Most pelvic therapists have exposure to patients who have given birth and are experiencing a range of postpartum pelvic issues including painful intercourse, prolapse, and incontinence. Have you considered how breastfeeding affects these issues? After giving birth the body’s levels of estrogen drop and the levels of prolactin rise. Prolactin is the hormone responsible for stimulating milk production and will remain elevated during breastfeeding. Thus, estrogen levels remain low during this time and can result in vaginal dryness, delayed menses, low libido, and painful sex.

Women or any person who has experienced childbirth, with pelvic organ prolapse (POP) are often told that the condition will improve after breastfeeding. While many do see improvement after weaning their child there is no correlation between breastfeeding slowing the healing of pelvic floor muscles or worsening POP long-term (1). POP has been linked with sleep quality (2).
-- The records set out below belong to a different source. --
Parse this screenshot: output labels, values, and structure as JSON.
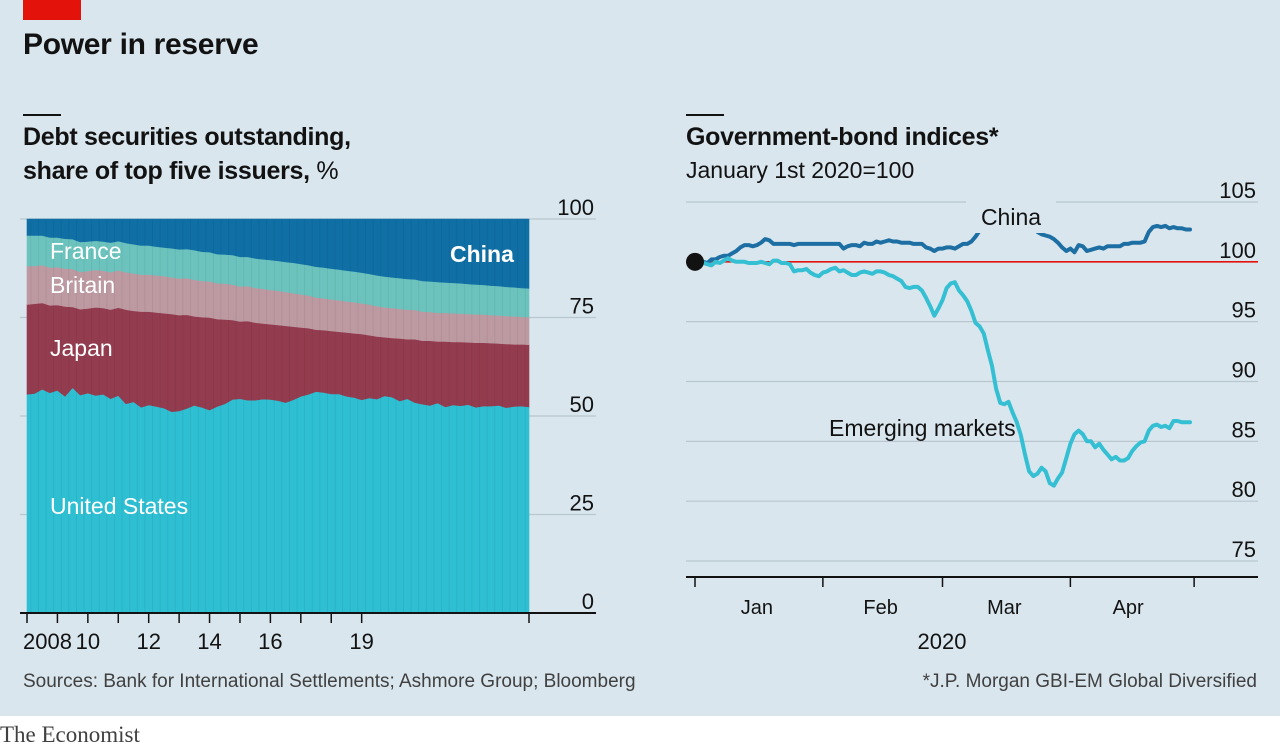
{
  "header": {
    "title": "Power in reserve"
  },
  "left_panel": {
    "title_line1": "Debt securities outstanding,",
    "title_line2": "share of top five issuers,",
    "unit": "%"
  },
  "right_panel": {
    "title": "Government-bond indices*",
    "subtitle": "January 1st 2020=100"
  },
  "footer": {
    "source": "Sources: Bank for International Settlements; Ashmore Group; Bloomberg",
    "note": "*J.P. Morgan GBI-EM Global Diversified",
    "brand": "The Economist"
  },
  "colors": {
    "united_states": "#2ebfd3",
    "japan": "#943c4f",
    "britain": "#bd9aa2",
    "france": "#6cc3bd",
    "china": "#106fa5",
    "china_line": "#1d6fa3",
    "em_line": "#35bfd3",
    "baseline": "#e3120b",
    "background": "#d9e6ee"
  },
  "chart_data": [
    {
      "type": "area",
      "stacked": true,
      "x_start": 2008.0,
      "x_step": 0.25,
      "xticks": [
        2008,
        2009,
        2010,
        2011,
        2012,
        2013,
        2014,
        2015,
        2016,
        2017,
        2018,
        2019
      ],
      "xtick_labels": [
        "2008",
        "10",
        "12",
        "14",
        "16",
        "19"
      ],
      "xtick_label_years": [
        2008,
        2010,
        2012,
        2014,
        2016,
        2019
      ],
      "ylim": [
        0,
        100
      ],
      "yticks": [
        0,
        25,
        50,
        75,
        100
      ],
      "grid": true,
      "series": [
        {
          "name": "United States",
          "key": "united_states",
          "values": [
            55.5,
            55.7,
            56.8,
            55.9,
            56.5,
            55.0,
            57.2,
            55.3,
            55.8,
            55.2,
            55.5,
            54.4,
            55.2,
            53.1,
            53.6,
            52.2,
            52.8,
            52.4,
            52.0,
            51.1,
            51.3,
            51.9,
            52.7,
            52.2,
            51.5,
            52.4,
            53.1,
            54.2,
            54.4,
            54.0,
            54.0,
            54.3,
            54.2,
            53.9,
            53.4,
            54.1,
            55.0,
            55.5,
            56.2,
            56.0,
            55.6,
            55.6,
            55.0,
            54.7,
            54.1,
            54.6,
            54.3,
            55.1,
            54.8,
            53.8,
            54.4,
            53.4,
            53.0,
            52.7,
            53.3,
            52.3,
            52.8,
            52.6,
            52.9,
            52.2,
            52.5,
            52.5,
            52.7,
            52.1,
            52.4,
            52.5,
            52.3
          ]
        },
        {
          "name": "Japan",
          "key": "japan",
          "values": [
            22.8,
            22.8,
            21.9,
            22.2,
            21.7,
            22.8,
            20.5,
            21.8,
            21.5,
            22.4,
            21.9,
            22.6,
            22.3,
            23.9,
            23.1,
            24.3,
            23.7,
            23.9,
            24.1,
            24.8,
            24.3,
            23.8,
            22.6,
            22.9,
            23.5,
            22.2,
            21.4,
            20.2,
            19.6,
            20.1,
            19.7,
            19.2,
            19.1,
            19.2,
            19.5,
            18.6,
            17.5,
            16.8,
            15.7,
            15.8,
            16.0,
            15.8,
            16.2,
            16.3,
            16.7,
            15.9,
            15.9,
            14.9,
            15.0,
            15.9,
            15.1,
            16.1,
            16.1,
            16.4,
            15.6,
            16.6,
            16.0,
            16.2,
            15.8,
            16.4,
            16.1,
            16.0,
            15.7,
            16.2,
            15.8,
            15.7,
            15.8
          ]
        },
        {
          "name": "Britain",
          "key": "britain",
          "values": [
            9.8,
            9.6,
            9.6,
            9.6,
            9.6,
            9.6,
            9.6,
            9.5,
            9.5,
            9.5,
            9.5,
            9.5,
            9.5,
            9.5,
            9.5,
            9.4,
            9.4,
            9.4,
            9.4,
            9.3,
            9.3,
            9.3,
            9.3,
            9.2,
            9.2,
            9.1,
            9.1,
            9.0,
            8.9,
            8.9,
            8.8,
            8.8,
            8.7,
            8.7,
            8.6,
            8.5,
            8.4,
            8.3,
            8.2,
            8.1,
            8.0,
            8.0,
            7.9,
            7.9,
            7.8,
            7.8,
            7.7,
            7.6,
            7.6,
            7.5,
            7.5,
            7.4,
            7.4,
            7.3,
            7.3,
            7.3,
            7.3,
            7.2,
            7.2,
            7.2,
            7.2,
            7.1,
            7.1,
            7.1,
            7.1,
            7.0,
            7.0
          ]
        },
        {
          "name": "France",
          "key": "france",
          "values": [
            7.7,
            7.7,
            7.5,
            7.6,
            7.5,
            7.6,
            7.6,
            7.6,
            7.5,
            7.4,
            7.4,
            7.5,
            7.4,
            7.4,
            7.4,
            7.4,
            7.4,
            7.3,
            7.3,
            7.4,
            7.4,
            7.4,
            7.5,
            7.4,
            7.4,
            7.4,
            7.4,
            7.5,
            7.5,
            7.4,
            7.5,
            7.5,
            7.6,
            7.6,
            7.6,
            7.7,
            7.7,
            7.7,
            7.8,
            7.8,
            7.8,
            7.8,
            7.8,
            7.8,
            7.8,
            7.8,
            7.8,
            7.8,
            7.8,
            7.8,
            7.8,
            7.8,
            7.8,
            7.8,
            7.8,
            7.7,
            7.7,
            7.7,
            7.6,
            7.6,
            7.5,
            7.5,
            7.5,
            7.4,
            7.4,
            7.3,
            7.3
          ]
        },
        {
          "name": "China",
          "key": "china",
          "values": [
            4.2,
            4.2,
            4.2,
            4.7,
            4.7,
            5.0,
            5.1,
            5.8,
            5.7,
            5.5,
            5.7,
            6.0,
            5.6,
            6.1,
            6.4,
            6.7,
            6.7,
            7.0,
            7.2,
            7.4,
            7.7,
            7.6,
            7.9,
            8.3,
            8.4,
            8.9,
            9.0,
            9.1,
            9.6,
            9.6,
            10.0,
            10.2,
            10.4,
            10.6,
            10.9,
            11.1,
            11.4,
            11.7,
            12.1,
            12.3,
            12.6,
            12.8,
            13.1,
            13.3,
            13.6,
            13.9,
            14.3,
            14.6,
            14.8,
            15.0,
            15.2,
            15.3,
            15.7,
            15.8,
            16.0,
            16.1,
            16.2,
            16.3,
            16.5,
            16.6,
            16.7,
            16.9,
            17.0,
            17.2,
            17.3,
            17.5,
            17.6
          ]
        }
      ]
    },
    {
      "type": "line",
      "x_start": "2020-01-01",
      "x_step_days": 1,
      "month_ticks": [
        "2020-01-01",
        "2020-02-01",
        "2020-03-01",
        "2020-04-01",
        "2020-05-01"
      ],
      "month_labels": [
        {
          "label": "Jan",
          "date": "2020-01-16"
        },
        {
          "label": "Feb",
          "date": "2020-02-15"
        },
        {
          "label": "Mar",
          "date": "2020-03-16"
        },
        {
          "label": "Apr",
          "date": "2020-04-15"
        }
      ],
      "xlabel": "2020",
      "ylim": [
        74,
        106
      ],
      "yticks": [
        75,
        80,
        85,
        90,
        95,
        100,
        105
      ],
      "baseline": 100,
      "start_marker": {
        "date": "2020-01-01",
        "value": 100
      },
      "grid": true,
      "series": [
        {
          "name": "China",
          "key": "china_line",
          "values": [
            100.0,
            100.0,
            100.0,
            99.9,
            100.2,
            100.2,
            100.4,
            100.5,
            100.5,
            100.7,
            100.9,
            101.2,
            101.4,
            101.4,
            101.3,
            101.4,
            101.6,
            101.9,
            101.8,
            101.5,
            101.5,
            101.5,
            101.5,
            101.5,
            101.4,
            101.5,
            101.5,
            101.5,
            101.5,
            101.5,
            101.5,
            101.5,
            101.5,
            101.5,
            101.5,
            101.5,
            101.1,
            101.3,
            101.4,
            101.4,
            101.3,
            101.6,
            101.5,
            101.5,
            101.7,
            101.6,
            101.7,
            101.8,
            101.7,
            101.7,
            101.6,
            101.6,
            101.6,
            101.5,
            101.5,
            101.5,
            101.2,
            101.1,
            100.9,
            101.1,
            101.1,
            101.2,
            101.2,
            101.1,
            101.3,
            101.5,
            101.5,
            101.7,
            102.1,
            102.6,
            102.8,
            103.0,
            103.1,
            103.0,
            102.8,
            102.7,
            102.8,
            103.1,
            103.3,
            103.4,
            103.3,
            103.1,
            102.8,
            102.5,
            102.3,
            102.2,
            102.1,
            101.9,
            101.6,
            101.2,
            100.9,
            101.1,
            100.8,
            101.4,
            101.3,
            100.9,
            101.0,
            101.1,
            101.2,
            101.1,
            101.3,
            101.3,
            101.3,
            101.3,
            101.5,
            101.5,
            101.6,
            101.6,
            101.6,
            101.7,
            102.5,
            102.9,
            103.0,
            102.9,
            103.0,
            102.8,
            102.9,
            102.8,
            102.8,
            102.7,
            102.7
          ]
        },
        {
          "name": "Emerging markets",
          "key": "em_line",
          "values": [
            100.0,
            100.0,
            99.9,
            99.8,
            99.7,
            100.0,
            99.9,
            100.1,
            100.3,
            100.1,
            100.0,
            100.0,
            100.0,
            99.9,
            99.9,
            99.9,
            100.0,
            99.9,
            99.8,
            100.1,
            100.1,
            99.9,
            99.9,
            99.8,
            99.2,
            99.3,
            99.3,
            99.4,
            99.1,
            98.9,
            98.8,
            99.1,
            99.2,
            99.4,
            99.5,
            99.2,
            99.3,
            99.1,
            98.9,
            98.9,
            99.1,
            99.2,
            99.1,
            99.0,
            99.2,
            99.2,
            99.1,
            98.9,
            98.8,
            98.6,
            98.4,
            97.9,
            97.8,
            97.9,
            97.9,
            97.6,
            97.0,
            96.3,
            95.5,
            96.1,
            96.8,
            97.8,
            98.2,
            98.3,
            97.6,
            97.2,
            96.7,
            95.9,
            94.9,
            94.6,
            94.0,
            92.6,
            91.3,
            89.4,
            88.2,
            88.1,
            88.3,
            87.4,
            86.6,
            85.5,
            83.9,
            82.5,
            82.1,
            82.3,
            82.8,
            82.5,
            81.5,
            81.3,
            81.9,
            82.4,
            83.6,
            84.8,
            85.6,
            85.9,
            85.6,
            85.0,
            85.0,
            84.5,
            84.8,
            84.3,
            83.9,
            83.5,
            83.7,
            83.4,
            83.4,
            83.6,
            84.2,
            84.6,
            84.9,
            85.0,
            85.9,
            86.3,
            86.4,
            86.2,
            86.3,
            86.1,
            86.7,
            86.7,
            86.6,
            86.6,
            86.6
          ]
        }
      ]
    }
  ]
}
Which anyone with a newborn can tell you is in short supply. Not surprisingly, sleep is important for your body to recover from birthing, managing postpartum mood disorders, and of course, staying awake to take care of your baby. For breastfeeding parents, sleep deprivation is a way of life as they are waking up every 2-3 hours to feed their baby and establish a strong milk supply. It may be beneficial at this point for the new parent to work with a lactation consultant. These professionals can guide new parents through latching, feeding, milk supply issues, breast pump use, and can help reduce stress and promote optimal rest and recovery postpartum.